Sur les 16 appareils devant être inspectés, 15 appartiennent à la compagnie aérienne Emirates et un à Qantas. Cinq avions d’Emirates doivent être inspectés immédiatement, dès mercredi et avant leur prochain vol.
Sur les 16 appareils devant être inspectés, 15 appartiennent à la compagnie aérienne Emirates et un à la compagnie australienne Qantas, a indiqué un porte-parole d’Airbus. Cinq avions d’Emirates doivent être contrôlés immédiatement, dès mercredi, avant leur prochain vol.
Emirates, la compagnie des Émirats arabes unis basée à Dubaï, est le premier client d’Airbus pour les A380, avec une flotte de plus de cent de ces très gros porteurs longs courriers.
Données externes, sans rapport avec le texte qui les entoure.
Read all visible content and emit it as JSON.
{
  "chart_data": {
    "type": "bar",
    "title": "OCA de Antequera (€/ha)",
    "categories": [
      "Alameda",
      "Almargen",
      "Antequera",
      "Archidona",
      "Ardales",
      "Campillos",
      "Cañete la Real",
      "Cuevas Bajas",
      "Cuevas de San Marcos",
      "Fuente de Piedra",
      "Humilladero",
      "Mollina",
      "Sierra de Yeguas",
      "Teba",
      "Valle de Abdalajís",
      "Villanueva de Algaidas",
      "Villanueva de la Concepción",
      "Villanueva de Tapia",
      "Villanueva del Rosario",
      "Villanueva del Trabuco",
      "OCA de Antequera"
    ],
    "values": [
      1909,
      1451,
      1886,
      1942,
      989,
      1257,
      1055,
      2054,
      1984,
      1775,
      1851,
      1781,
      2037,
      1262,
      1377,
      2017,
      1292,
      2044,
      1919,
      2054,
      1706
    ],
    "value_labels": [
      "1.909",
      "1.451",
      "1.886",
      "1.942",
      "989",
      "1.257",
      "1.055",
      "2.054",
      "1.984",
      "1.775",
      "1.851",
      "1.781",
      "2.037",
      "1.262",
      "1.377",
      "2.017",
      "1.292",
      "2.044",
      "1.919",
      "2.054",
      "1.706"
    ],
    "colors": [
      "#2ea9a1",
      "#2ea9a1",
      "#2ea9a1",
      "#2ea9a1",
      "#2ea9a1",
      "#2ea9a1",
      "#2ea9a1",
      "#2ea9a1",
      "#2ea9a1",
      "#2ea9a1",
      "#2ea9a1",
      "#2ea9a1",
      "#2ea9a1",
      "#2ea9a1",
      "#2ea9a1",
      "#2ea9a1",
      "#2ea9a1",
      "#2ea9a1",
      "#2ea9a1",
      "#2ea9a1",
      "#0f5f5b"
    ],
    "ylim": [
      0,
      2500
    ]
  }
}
Des fissures sur un appareil « pouvant amenuiser l’intégrité structurelle de l’aile » ont été détectées lors d’inspections effectuées à la demande de l’EASA (European Union Aviation Safety Agency) dans une directive en date de décembre 2025, a précisé le constructeur européen.
L’Agence européenne de la sécurité aérienne souligne les « wing mid spars », qui sont des longerons intermédiaires constituant une partie essentielle de la structure de l’aile, car ils supportent les charges de torsion et de flexion.
Tous les A380 « ayant le même historique » de production ont été recensés, et Airbus procèdera à des inspections immédiates sur cinq appareils.
Le constructeur dialoguera avec l’EASA pour décider de la nécessité d’effectuer des réparations, a ajouté le porte-parole d’Airbus.
Les onze autres appareils pourront être inspectés ultérieurement, mais avant qu’ils n’effectuent leur treizième vol, soit 25 « cycles » de vol comprenant un décollage et un atterrissage.